About a week ago, I attended a fascinating workshop at USC on Social Software in the Academy – a gathering of some of the most interesting thinkers, teachers and innovators at the intersection of technology and education. I learned a great deal, much of which I’m still processing and will be posting about this week. I also found out about some exciting new tools. One of them is Wikalong, a plugin for the Firefox browser. Wikalong makes it possible to write notes in the margin of a web page (something we take for granted in paper books). Reviews, rebuttals, conversations, subversive commentary, a “roving weblog,” or just plain old notes – all of these are possible in the little sidebar wiki notebook that Wikalong places to the left of any web page you go to. Online reading enhanced.

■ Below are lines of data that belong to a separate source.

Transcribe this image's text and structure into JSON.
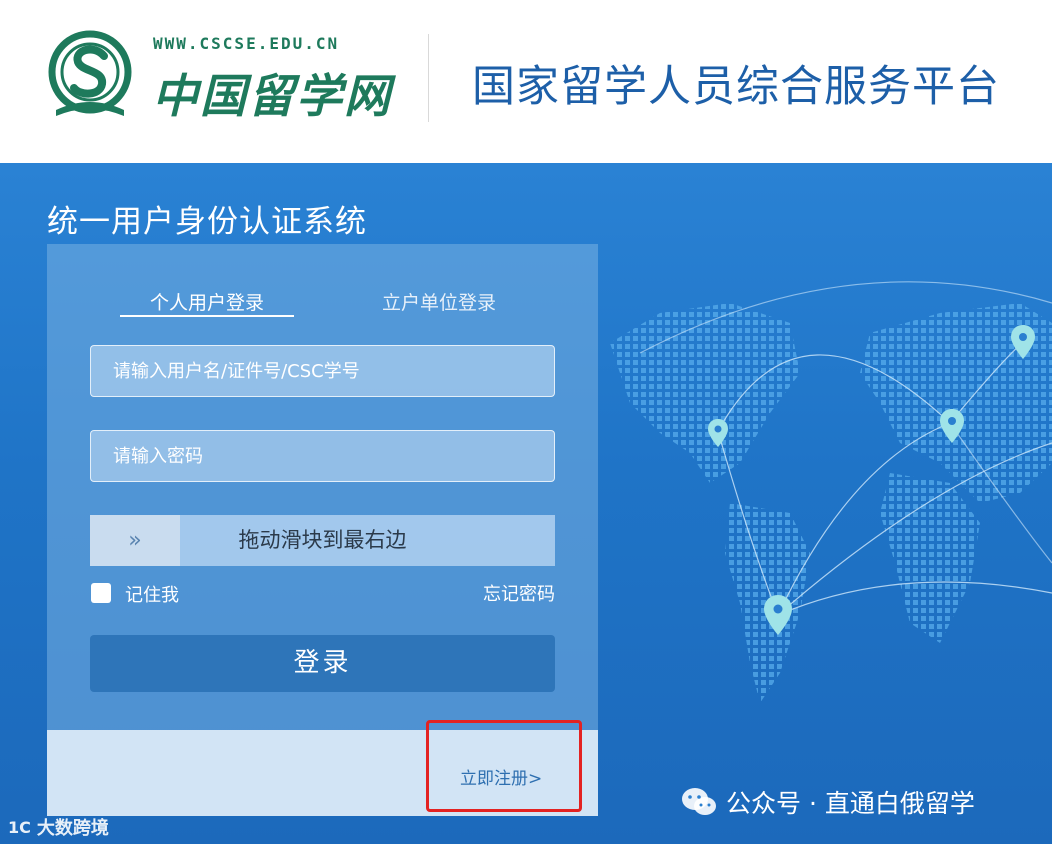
{
  "header": {
    "site_url": "WWW.CSCSE.EDU.CN",
    "site_name": "中国留学网",
    "platform_title": "国家留学人员综合服务平台",
    "colors": {
      "logo_green": "#1e7a5c",
      "title_blue": "#1d5fa8"
    }
  },
  "auth": {
    "system_title": "统一用户身份认证系统",
    "tabs": [
      {
        "label": "个人用户登录",
        "active": true
      },
      {
        "label": "立户单位登录",
        "active": false
      }
    ],
    "username_placeholder": "请输入用户名/证件号/CSC学号",
    "password_placeholder": "请输入密码",
    "slider_handle_glyph": "»",
    "slider_text": "拖动滑块到最右边",
    "remember_label": "记住我",
    "remember_checked": false,
    "forgot_label": "忘记密码",
    "login_label": "登录",
    "register_label": "立即注册>",
    "colors": {
      "banner": "#2a82d4",
      "button": "#2e75b9",
      "highlight": "#e32222"
    }
  },
  "watermarks": {
    "wechat": "公众号 · 直通白俄留学",
    "wechat_icon": "wechat-icon",
    "corner_logo": "1C",
    "corner_text": "大数跨境"
  }
}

A great part of history is written in the marginalia, and I suspect that networked marginalia is territory worth exploring. Wikalong might be just a literal-minded stepping stone to more interesting forms, but the profundity of the margin (which lies in its spacial relationship to the primary text) shouldn’t be underestimated. Sparks fly between juxtaposed texts. While hyperlinks enable the reader to leap between textual worlds, they suck you down a wormhole to a distant place. Sometimes it’s better to be in both spaces at the same time (like keeping two browser windows open at once). Think of the Talmud, the great Jewish compendium of law and exegesis. On each page, commentaries are arrayed around a core text. Wikalong may seem insignificant next to this ancient hypertext system, but it points to a related sort of spatial intertextuality that should theoretically be possible in the new medium. If a flat page can be so multi-dimensional, think of how far we might be able to go in a virtual space.
Another handy tool is PurpleSlurple, which provides granular addressability for any existing web page. In other words, it inserts links for paragraphs and headers, allowing you to reference specific sections of text on a given page. Each “slurped” page gets its own URL, as does each individual element that has been anchored with a reference number. It’s primitive, but could come in extremely handy. For bloggers, this provides another way to reference a particular passage in a long web document. Just slurp the page, then link to the specific section.
Nils Peterson, of Washington State University, presented these tools, along with del.icio.us and a visualization application from Tufts called VUE, as a “juxtaposition of technologies” – a toolkit enabling a web reader or writer to more effectively annotate, reference and quote within the web.
I don’t think I’ve ever heard the Talmud explained like that (silly goyem)… not certain which is more facinating: the old or the new?
Speaking of the Talmud, you might want to check out David Small’s “Talmud Project,” which plays with the simultaneous visualisation of multiple texts.
Glosses certainly have a long and rich history. I think it’s particularly interesting to track how glosses forced a change in the layout of the page, and how these visual changes are reflections of conceptual shifts . . . especially as the gloss begins to take over the space of the page, eventually becoming the central text itself, upon which other glosses are written (echoes of ben’s wormhole?).